Information contained in this publication is intended for informational purposes only and does not constitute legal advice or opinion, nor is it a substitute for the professional judgment of an attorney.
On January 14, 2025, the Supreme Court of Puerto Rico had the opportunity to address the “national origin” protected category under the anti-discrimination provisions of Puerto Rico Act No. 100 of June 30, 1959, as amended (“Act 100”). In Roberto Jiménez Soto v. Carolina Catering Corp. (Sky Caterers), the Court held that this category does not include discrimination based on the employee’s citizenship or immigration status.
The plaintiff, a citizen of the Dominican Republic and a U.S. legal permanent resident, filed suit against his employer after being terminated from employment following the expiration of his permanent residence card (green card). According to the plaintiff, his employer unlawfully terminated him due to his national origin because he was perceived and treated as an illegal immigrant. The employer, in turn, alleged that because the plaintiff failed to present a renewed green card, as required by airport security regulations in order to gain access to his workplace, his termination was appropriate.
In addressing the controversy, the Court defined the term national origin as the place where an individual is born or from which his ancestors originated but does not include either migratory or citizenship status.
The PR Supreme Court reaffirmed that, following the McDonnell Douglas framework,1 the plaintiff carries the initial burden of establishing a prima facie case of discrimination. Specifically, the plaintiff must demonstrate: (a) membership in a protected group; (b) qualification for the job; (c) termination from the position, and (d) that the employer sought to replace him with someone with similar qualifications. In this case, the Court found that the plaintiff failed to prove intentional discrimination based on national origin. The Court reasoned that the plaintiff’s termination was not motivated by his country of origin, nor by any physical, cultural, or linguistic characteristics associated to his national origin. Rather, the Court concluded that the employer had justified its decision exclusively on the basis of the employee’s migration status.
Additionally, while the Court acknowledged that the plaintiff’s termination for having an expired permanent residence card might be deemed improper under the anti-discrimination provisions of the Immigration Reform and Control Act of 1986 (“IRCA”), it did not constitute unlawful or discriminatory conduct based on national origin under Act 100.

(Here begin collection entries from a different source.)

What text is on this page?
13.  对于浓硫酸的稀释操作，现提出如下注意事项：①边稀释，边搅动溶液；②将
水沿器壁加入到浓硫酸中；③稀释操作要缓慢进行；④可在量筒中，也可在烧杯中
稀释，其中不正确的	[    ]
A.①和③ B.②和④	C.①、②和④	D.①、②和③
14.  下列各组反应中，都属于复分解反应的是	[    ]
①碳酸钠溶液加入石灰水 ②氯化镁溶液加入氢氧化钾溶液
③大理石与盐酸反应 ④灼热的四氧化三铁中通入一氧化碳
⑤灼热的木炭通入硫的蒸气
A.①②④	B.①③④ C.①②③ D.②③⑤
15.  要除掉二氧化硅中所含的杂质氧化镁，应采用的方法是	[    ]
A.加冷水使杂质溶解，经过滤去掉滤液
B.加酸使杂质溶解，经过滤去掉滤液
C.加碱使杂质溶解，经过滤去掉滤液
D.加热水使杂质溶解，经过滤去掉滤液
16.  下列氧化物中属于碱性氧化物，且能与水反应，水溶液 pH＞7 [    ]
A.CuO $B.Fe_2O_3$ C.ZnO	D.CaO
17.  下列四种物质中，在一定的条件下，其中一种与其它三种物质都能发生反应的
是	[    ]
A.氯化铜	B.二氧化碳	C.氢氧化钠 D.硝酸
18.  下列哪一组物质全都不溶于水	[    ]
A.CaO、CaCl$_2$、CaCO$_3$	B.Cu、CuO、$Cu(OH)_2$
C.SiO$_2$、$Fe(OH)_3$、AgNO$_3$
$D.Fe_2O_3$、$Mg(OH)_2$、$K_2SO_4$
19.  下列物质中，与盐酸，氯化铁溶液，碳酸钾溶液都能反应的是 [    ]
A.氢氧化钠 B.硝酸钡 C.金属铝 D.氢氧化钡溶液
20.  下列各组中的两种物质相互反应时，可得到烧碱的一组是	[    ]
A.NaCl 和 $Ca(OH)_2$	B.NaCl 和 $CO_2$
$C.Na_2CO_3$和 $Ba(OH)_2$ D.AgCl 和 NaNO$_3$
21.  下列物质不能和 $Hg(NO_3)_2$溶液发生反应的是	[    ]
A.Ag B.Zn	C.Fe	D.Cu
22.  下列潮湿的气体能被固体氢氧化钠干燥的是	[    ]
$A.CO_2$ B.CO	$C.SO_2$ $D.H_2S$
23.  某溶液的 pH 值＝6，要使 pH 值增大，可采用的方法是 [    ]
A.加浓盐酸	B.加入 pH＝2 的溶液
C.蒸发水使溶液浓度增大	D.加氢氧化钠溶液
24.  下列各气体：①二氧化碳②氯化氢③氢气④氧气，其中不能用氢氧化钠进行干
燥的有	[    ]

Furthermore, in addressing the controversy, the Court stated that courts may consider the “same actor inference” doctrine. This doctrine suggests that if the person who hired an employee is also the one who terminated the employee, in a relatively short period, then it is less likely that discriminatory intent was involved.
In view of the burden-shifting framework established by McDonnell Douglas, and the application of the same actor rule, the Puerto Rico Supreme Court found that the plaintiff failed to demonstrate a discriminatory purpose or effect against him on the basis of national origin.
*Jeylimar Fuentes Rivera is pending Bar Admission. Joana Pagan, a third-year law student, also helped in the preparation of this article.
See Footnotes
1 This burden-shifting framework was established in the U.S. Supreme Court case McDonnell Douglas Corp. v. Green, 411 U.S. 792 (1973).